The American Heart Association released new cardiopulmonary resuscitation (CPR) guidelines on Monday, placing a greater emphasis on the use of chest compressions and advising would-be rescuers to not stop and listen for breathing before beginning the procedure.

The new guidelines, which have been published in Circulation: Journal of the American Heart Association, move away from the organization’s long-utilized “ABCs of CPR” method. The “ABC” method, which stood for Airway-Breathing-Compressions, should now be replaced with the CAD method, which places compressions before pulmonary treatment.

“For more than 40 years, CPR training has emphasized the ABCs of CPR, which instructed people to open a victim’s airway by tilting their head back, pinching the nose and breathing into the victim’s mouth, and only then giving chest compressions,” Michael Sayre, co-author of the guidelines and the chairman of the American Heart Association’s Emergency Cardiovascular Care (ECC) Committee, said in a statement on Monday.

“This approach was causing significant delays in starting chest compressions, which are essential for keeping oxygen-rich blood circulating through the body.
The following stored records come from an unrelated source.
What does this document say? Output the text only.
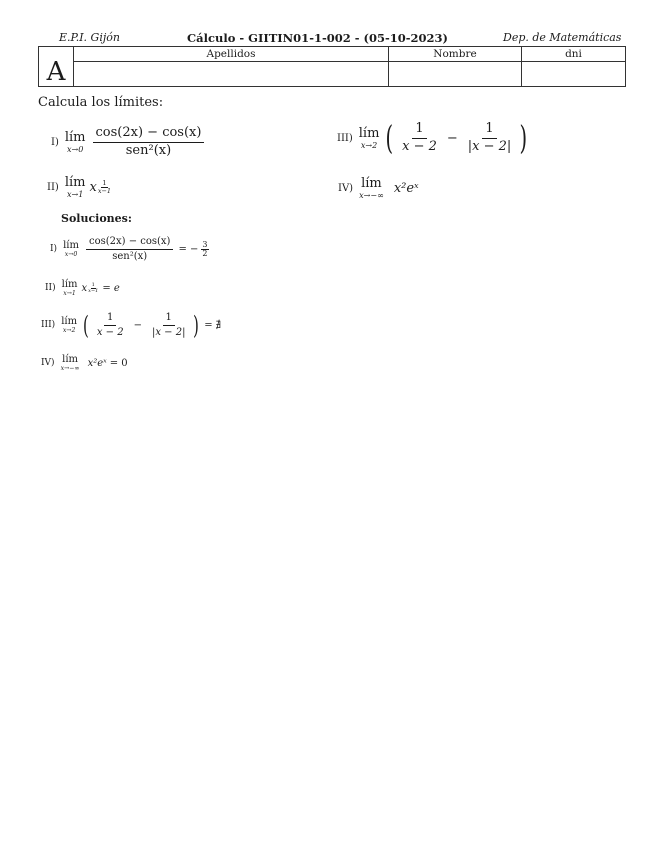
E.P.I. Gijón	Cálculo - GIITIN01-1-002 - (05-10-2023)	Dep. de Matemáticas
A	Apellidos	Nombre	dni

Calcula los límites:
I) lím
$x\to 0 \frac{\cos(2x) - \cos(x)}{\text{sen²(x)}}$	III) lím
x→2 ( $\frac{1}{x - 2} - \frac{1}{|x - 2|}$ )
II) lím
x→1 x 1
x−1	IV) lím
x→−∞ x²eˣ
Soluciones:
I) lím
$x\to 0 \frac{\cos(2x) - \cos(x)}{\text{sen²(x)}}$ = − $\frac{3}{2}$
II) lím
x→1 x $\frac{1}{x-1} = e$
III) lím
x→2 ( $\frac{1}{x - 2} - \frac{1}{|x - 2|}$ ) = ∄
IV) lím
x→−∞ x²eˣ = 0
Changing the sequence from A-B-C to C-A-B for adults and children allows all rescuers to begin chest compressions right away,” Sayre added.

Furthermore, the new CPR guidelines suggest that lay or professional rescuers should begin compressions immediately on anyone–except newborns–if they are not responsive and/or not breathing normally. They also recommend that the rate of chest compressions be increased to 100 times per minute and should be deeper on the chest, with a compression rate of 1.5 inches on infants and at least two inches on children and adults. They also advise rescuers to avoid leaning on the chest in between compressions, in order to allow the chest to return to its normal position.
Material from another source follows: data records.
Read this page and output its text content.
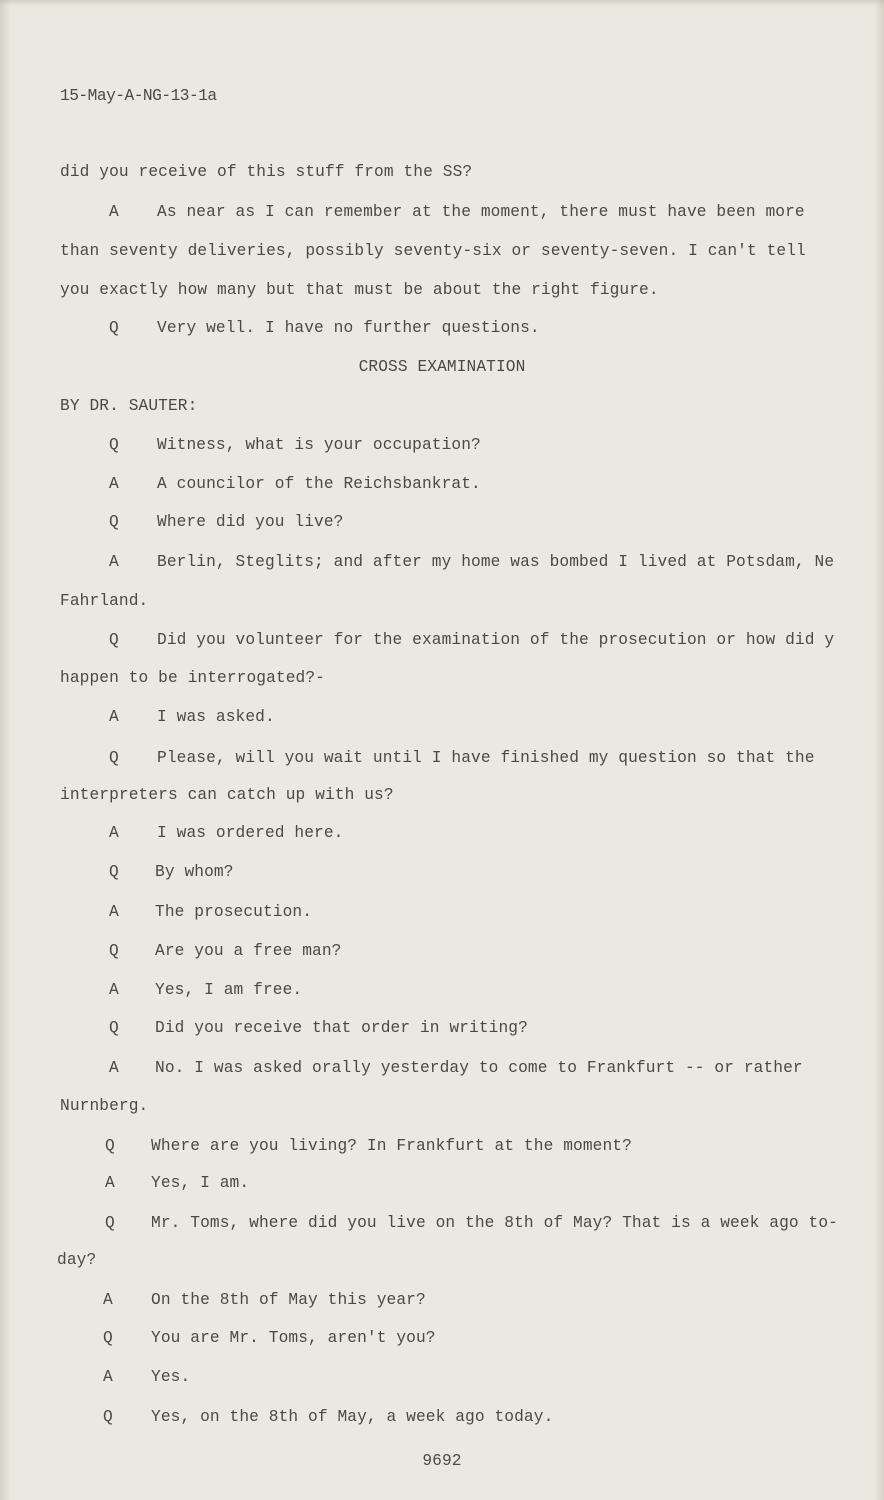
15-May-A-NG-13-1a
did you receive of this stuff from the SS?
A As near as I can remember at the moment, there must have been more
than seventy deliveries, possibly seventy-six or seventy-seven. I can't tell
you exactly how many but that must be about the right figure.
Q Very well. I have no further questions.
CROSS EXAMINATION
BY DR. SAUTER:
Q Witness, what is your occupation?
A A councilor of the Reichsbankrat.
Q Where did you live?
A Berlin, Steglits; and after my home was bombed I lived at Potsdam, Ne
Fahrland.
Q Did you volunteer for the examination of the prosecution or how did y
happen to be interrogated?-
A I was asked.
Q Please, will you wait until I have finished my question so that the
interpreters can catch up with us?
A I was ordered here.
Q By whom?
A The prosecution.
Q Are you a free man?
A Yes, I am free.
Q Did you receive that order in writing?
A No. I was asked orally yesterday to come to Frankfurt -- or rather
Nurnberg.
Q Where are you living? In Frankfurt at the moment?
A Yes, I am.
Q Mr. Toms, where did you live on the 8th of May? That is a week ago to-
day?
A On the 8th of May this year?
Q You are Mr. Toms, aren't you?
A Yes.
Q Yes, on the 8th of May, a week ago today.
9692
“In the first few minutes of a cardiac arrest, victims will have oxygen remaining in their lungs and bloodstream, so starting CPR with chest compressions can pump that blood to the victim’s brain and heart sooner,” the American Heart Association said in the October 18 press release. “Research shows that rescuers who started CPR with opening the airway took 30 critical seconds longer to begin chest compressions than rescuers who began CPR with chest compressions.”
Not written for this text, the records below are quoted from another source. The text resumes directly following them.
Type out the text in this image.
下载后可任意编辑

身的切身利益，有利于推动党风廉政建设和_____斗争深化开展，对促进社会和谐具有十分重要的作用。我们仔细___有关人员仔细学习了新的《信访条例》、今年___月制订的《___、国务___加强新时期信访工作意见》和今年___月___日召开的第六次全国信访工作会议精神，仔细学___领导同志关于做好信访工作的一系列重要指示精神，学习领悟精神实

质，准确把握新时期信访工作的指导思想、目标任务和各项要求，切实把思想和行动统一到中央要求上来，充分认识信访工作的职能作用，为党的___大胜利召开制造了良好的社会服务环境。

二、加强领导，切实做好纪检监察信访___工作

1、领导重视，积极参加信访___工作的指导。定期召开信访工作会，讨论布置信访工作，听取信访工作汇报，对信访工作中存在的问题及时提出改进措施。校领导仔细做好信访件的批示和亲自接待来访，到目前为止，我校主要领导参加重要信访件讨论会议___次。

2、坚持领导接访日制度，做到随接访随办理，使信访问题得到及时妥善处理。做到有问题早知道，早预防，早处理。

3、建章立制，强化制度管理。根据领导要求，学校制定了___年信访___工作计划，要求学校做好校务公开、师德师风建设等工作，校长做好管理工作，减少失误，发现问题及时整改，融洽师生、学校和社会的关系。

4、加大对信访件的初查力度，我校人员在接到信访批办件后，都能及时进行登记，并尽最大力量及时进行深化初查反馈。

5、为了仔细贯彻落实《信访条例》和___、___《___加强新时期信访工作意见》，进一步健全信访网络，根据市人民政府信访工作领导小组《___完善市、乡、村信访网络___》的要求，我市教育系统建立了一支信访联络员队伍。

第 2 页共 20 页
Earlier this month, a University of Arizona study found that hands-only CPR could be more effective than mouth-to-mouth resuscitation. The researchers looked at more than 4,400 instances of adult cardiac arrest that occurred in non-hospital settings between 2005 and 2009, and discovered that 13% of those who received hands-only resuscitation survived, compared to 8% who were given conventional CPR. The Arizona study was published in Journal of the American Medical Association (JAMA).